There have been several sweeteners for budding buyers in recent weeks. First, the federal government announced plans to allow first home buyers to purchase property with just a 5 per cent deposit.

APRA has also put it to lenders in Australia that they won’t need to assess loan serviceability based on an interest rate of 7 per cent.

However, for Mr Mellor, buyers are largely just waiting for the market to settle rather than being spurred on by other incentives.

“If prices bottom out in two to four months, investors sitting on the sideline, they will get in. They won’t need the government initiatives. If they see the data in two-three months, see the data is flattening, they will buy,” said Mr Mellor.

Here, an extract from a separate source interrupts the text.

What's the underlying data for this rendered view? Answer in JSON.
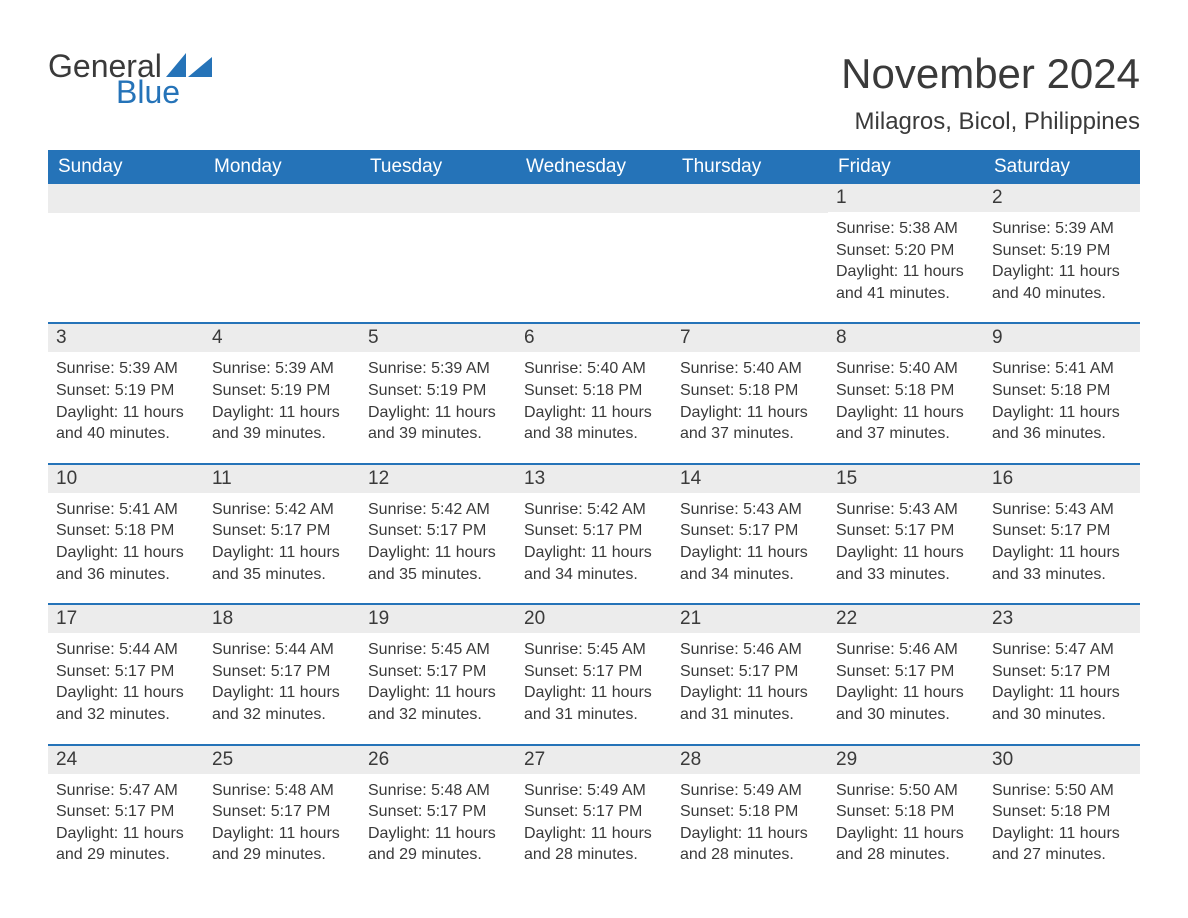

A similar sentiment around the property market recovering was echoed by founder and director of Pure Property Investment, Paul Glossop.

However, Mr Glossop stressed that cheaper and easier access to finance will open significant opportunity to budding property investors, particularly if the Reserve Bank cuts rates next week and the lenders follow suit.

“People with the same income are going to be able to afford 10 per cent more on property if the RBA passes on two cuts,” said Mr Glossop.

Mr Mellor added that we are likely to see two rate cuts this year from the Central Bank.